Seufzend ging ich in mein Zimmer und packte meine Sporttasche zusammen. Mein Onkel nahm öfters den Border Collie Mix seines Freundes, wenn der auf Geschäftsreise war. Ohne Hausaufgaben gemacht oder etwas gegessen zu haben, verließ ich wieder die Wohnung und fuhr mit dem Fahrrad zum Training. Meine Trainerin erwartete mich bereits. So schnell es ging zog ich mich um und lief mich mit den anderen Mädchen warm. Ich tanzte Ballett und das seitdem ich acht Jahre alt war. Es war verrückt, denn ich tanzte zu dieser harmonischen und relativ ruhigen Musik, doch außerhalb des Trainings hörte ich mit Jeannie zusammen ihre Musik. Punk Rock. Es waren Widersprüche, doch es grenzte sehr gut zwei Teile meines Lebens ab und half mir somit. Ballett war der Teil, der mich als Person in der Schule ausstrahlte. Ruhig, brav, still und untergeordnet. Ich funktioniere mehr, als das ich handle. Privat ist mein Leben wie die Musik die Jeannie hört. Hektisch, verrückt, hart, laut, durcheinander und keine klare Struktur. Das absolute Gegenteil also.

„Sehr gute Leistung Mädchen! Wir sehen morgen früh wieder"-meine Trainerin und ließ uns gegen 22:00 Uhr aus der Halle. Erschöpft trat ich in Jogginghose und Shirt aus der Halle und sah im Licht einer Straßenlaterne jemanden mit einem Fahrrad stehen. Ich schloss mein Fahrrad auf und ging zu der Person. Er sah von seinem Handy auf.

„Können wir?"-Kevin und steckte es in die Hosentasche. Ich nickte und wir fuhren nebeneinander her durch Atlantas Nacht.

„Wie war Training?"-er

„Ganz gut"-ich

„Und was habt ihr gemacht?"-er

„Krafttraining und einen neuen Tanz eingeübt"-ich und wir bogen in unsere Straße ab.
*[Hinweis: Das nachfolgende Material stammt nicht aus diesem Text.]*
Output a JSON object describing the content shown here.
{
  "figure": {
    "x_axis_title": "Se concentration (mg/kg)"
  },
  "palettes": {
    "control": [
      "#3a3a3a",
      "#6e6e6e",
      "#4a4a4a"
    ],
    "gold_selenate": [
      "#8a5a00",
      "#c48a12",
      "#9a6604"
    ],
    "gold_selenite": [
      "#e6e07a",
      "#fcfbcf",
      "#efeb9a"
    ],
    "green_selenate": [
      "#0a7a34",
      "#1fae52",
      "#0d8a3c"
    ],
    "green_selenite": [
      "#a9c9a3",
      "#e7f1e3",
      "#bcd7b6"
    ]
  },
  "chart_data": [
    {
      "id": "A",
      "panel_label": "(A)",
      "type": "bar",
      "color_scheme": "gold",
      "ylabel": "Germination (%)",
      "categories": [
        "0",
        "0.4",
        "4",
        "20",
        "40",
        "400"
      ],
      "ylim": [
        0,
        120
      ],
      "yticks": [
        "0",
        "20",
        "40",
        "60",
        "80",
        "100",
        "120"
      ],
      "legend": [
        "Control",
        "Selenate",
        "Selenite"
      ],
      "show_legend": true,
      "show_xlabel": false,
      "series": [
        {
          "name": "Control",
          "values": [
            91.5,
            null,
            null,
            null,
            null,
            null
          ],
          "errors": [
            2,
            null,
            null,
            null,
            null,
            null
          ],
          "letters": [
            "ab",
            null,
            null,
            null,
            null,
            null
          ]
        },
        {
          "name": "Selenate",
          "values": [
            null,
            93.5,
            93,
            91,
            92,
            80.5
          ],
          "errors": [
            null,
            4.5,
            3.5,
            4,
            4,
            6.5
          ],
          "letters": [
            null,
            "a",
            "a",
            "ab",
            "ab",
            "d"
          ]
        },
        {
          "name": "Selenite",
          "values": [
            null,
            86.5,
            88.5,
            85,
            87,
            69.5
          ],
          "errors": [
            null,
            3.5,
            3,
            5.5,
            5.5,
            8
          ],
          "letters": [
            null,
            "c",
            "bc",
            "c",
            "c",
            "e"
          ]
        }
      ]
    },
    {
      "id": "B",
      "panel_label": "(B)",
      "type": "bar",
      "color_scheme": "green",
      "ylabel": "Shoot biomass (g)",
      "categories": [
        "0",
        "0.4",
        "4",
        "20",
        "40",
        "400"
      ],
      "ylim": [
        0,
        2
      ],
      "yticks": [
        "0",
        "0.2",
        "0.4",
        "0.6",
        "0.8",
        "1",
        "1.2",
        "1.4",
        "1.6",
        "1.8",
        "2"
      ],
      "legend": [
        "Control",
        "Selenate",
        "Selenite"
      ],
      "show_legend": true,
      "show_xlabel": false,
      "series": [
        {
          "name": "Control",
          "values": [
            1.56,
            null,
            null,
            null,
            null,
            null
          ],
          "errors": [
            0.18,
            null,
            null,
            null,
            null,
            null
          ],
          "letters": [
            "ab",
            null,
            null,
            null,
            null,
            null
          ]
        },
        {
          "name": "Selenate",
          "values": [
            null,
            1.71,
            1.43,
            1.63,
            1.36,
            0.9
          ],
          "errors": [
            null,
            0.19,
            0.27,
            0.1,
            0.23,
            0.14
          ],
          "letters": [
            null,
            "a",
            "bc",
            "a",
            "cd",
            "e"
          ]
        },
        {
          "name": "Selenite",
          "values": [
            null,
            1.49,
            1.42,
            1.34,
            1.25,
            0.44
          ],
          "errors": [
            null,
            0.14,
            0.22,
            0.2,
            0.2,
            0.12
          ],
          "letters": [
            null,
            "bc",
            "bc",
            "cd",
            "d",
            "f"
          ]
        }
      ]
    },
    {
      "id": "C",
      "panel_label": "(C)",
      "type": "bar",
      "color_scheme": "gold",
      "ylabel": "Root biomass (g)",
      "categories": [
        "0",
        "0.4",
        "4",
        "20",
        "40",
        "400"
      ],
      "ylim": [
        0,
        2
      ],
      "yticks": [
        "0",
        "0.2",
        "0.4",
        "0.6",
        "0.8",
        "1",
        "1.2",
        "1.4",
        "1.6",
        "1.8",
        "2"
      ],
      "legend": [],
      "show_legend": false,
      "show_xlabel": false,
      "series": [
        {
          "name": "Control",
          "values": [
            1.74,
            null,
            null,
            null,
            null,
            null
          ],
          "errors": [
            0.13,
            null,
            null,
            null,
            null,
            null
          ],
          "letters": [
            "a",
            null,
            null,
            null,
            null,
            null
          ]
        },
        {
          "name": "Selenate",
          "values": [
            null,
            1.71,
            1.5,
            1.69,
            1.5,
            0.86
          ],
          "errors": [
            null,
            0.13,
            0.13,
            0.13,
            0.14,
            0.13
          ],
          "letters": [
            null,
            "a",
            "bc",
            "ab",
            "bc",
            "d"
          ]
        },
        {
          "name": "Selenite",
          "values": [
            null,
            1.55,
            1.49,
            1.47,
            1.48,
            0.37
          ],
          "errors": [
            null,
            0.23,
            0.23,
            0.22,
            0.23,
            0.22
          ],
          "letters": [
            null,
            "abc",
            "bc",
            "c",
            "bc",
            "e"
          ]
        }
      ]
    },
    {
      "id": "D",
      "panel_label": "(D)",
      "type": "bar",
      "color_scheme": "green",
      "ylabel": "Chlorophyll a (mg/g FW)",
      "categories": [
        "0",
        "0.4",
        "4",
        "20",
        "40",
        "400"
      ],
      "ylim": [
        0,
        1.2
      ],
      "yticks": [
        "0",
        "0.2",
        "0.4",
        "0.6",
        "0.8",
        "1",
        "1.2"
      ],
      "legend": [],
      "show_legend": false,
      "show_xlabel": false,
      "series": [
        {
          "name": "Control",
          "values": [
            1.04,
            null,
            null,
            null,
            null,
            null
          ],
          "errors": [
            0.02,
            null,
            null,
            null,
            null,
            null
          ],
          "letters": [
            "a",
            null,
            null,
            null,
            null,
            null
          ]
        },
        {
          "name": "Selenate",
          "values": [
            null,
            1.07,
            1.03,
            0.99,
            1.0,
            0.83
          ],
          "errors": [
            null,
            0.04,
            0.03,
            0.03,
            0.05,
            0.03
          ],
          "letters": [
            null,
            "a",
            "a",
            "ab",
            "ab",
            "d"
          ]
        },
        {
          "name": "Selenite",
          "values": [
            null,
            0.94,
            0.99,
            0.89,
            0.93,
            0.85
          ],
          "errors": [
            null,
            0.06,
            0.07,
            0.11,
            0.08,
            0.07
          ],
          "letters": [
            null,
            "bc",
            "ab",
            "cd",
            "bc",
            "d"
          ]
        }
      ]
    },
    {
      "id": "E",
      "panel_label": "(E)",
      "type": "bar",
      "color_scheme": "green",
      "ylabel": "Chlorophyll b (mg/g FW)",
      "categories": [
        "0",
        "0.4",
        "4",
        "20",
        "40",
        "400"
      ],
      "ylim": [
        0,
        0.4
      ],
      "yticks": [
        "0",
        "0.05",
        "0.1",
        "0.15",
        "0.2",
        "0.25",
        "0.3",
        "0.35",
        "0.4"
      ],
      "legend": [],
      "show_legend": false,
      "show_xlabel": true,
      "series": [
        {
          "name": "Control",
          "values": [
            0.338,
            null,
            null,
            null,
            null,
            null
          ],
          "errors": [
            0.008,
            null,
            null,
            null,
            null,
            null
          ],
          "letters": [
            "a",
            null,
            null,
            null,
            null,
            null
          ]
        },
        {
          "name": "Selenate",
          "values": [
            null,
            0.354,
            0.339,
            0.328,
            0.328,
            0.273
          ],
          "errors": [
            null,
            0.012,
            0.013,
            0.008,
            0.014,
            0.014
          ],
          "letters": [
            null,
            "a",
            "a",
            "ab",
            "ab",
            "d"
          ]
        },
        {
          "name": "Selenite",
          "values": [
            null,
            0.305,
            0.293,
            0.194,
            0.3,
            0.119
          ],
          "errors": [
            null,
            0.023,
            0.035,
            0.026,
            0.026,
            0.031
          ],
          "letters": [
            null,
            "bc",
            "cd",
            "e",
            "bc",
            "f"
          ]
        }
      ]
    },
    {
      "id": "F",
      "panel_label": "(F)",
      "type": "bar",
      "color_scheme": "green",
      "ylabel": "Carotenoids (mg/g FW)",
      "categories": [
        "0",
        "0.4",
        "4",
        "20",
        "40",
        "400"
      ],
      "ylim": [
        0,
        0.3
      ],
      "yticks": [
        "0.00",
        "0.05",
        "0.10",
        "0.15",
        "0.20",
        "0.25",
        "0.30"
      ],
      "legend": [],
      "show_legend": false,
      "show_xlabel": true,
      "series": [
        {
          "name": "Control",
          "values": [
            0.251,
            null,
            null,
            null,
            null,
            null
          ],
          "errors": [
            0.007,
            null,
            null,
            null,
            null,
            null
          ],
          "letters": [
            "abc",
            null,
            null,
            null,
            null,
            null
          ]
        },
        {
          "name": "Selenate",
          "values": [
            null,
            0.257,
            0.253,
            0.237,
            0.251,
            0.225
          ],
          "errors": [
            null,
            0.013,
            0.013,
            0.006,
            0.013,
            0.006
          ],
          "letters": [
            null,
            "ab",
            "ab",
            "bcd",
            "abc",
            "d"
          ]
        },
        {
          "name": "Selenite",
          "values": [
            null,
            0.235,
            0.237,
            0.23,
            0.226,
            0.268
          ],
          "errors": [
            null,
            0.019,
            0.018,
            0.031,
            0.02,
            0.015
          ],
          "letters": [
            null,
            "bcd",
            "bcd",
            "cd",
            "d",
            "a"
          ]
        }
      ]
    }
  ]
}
Wir lehnten die Fahrräder gegen die Hauswand und Kevin schloss sie zusammen.

„Til hat Cora geholt"-er

„Hab schon mitbekommen"-ich und schloss die Eingangstür zum Treppenhaus auf.

„Langsam habe ich das Gefühl, Til wird zur Hunde-Mama"-Kevin kopfschüttelnd und betrat nach mir den Fahrstuhl.

„Wenn es das ist, was ihn glücklich macht"-ich lachend.

„Aber ist ja nicht so, dass die Wohnung schon für uns drei zu klein ist"-Kevin, als wir den Fahrstuhl wieder verließen. Hinter der Wohnungstür hörte man tiefes Bellen und als mein Bruder die Tür aufschloss, sprang uns der Border Collie Mix entgegen. Wir drängelten uns irgendwie durch den schmalen Flur in die Wohnung und fingen Cora ein. Til kam in Schlafhose und T-Shirt auf uns zu.

„Cora"-ermahnte er die Hündin.

„Gehst du heute Abend weg?"-er an Kevin gerichtet.

„Ja gleich, hab nur eben Leo abgeholt"-er und griff zu einer dünnen Jacke.

„Sei nicht allzu laut, wenn du wieder kommst"-Til und setzte sich wieder aufs Sofa. Kevin und ich wurden streng erzogen, lebten aber sein entspanntes Leben bei unserem Onkel. Ich ging duschen und legte mich in meinem Zimmer ins Bett. Ich hörte noch eine Weile Musik, ehe mich die Müdigkeit zum Schlafen zwang.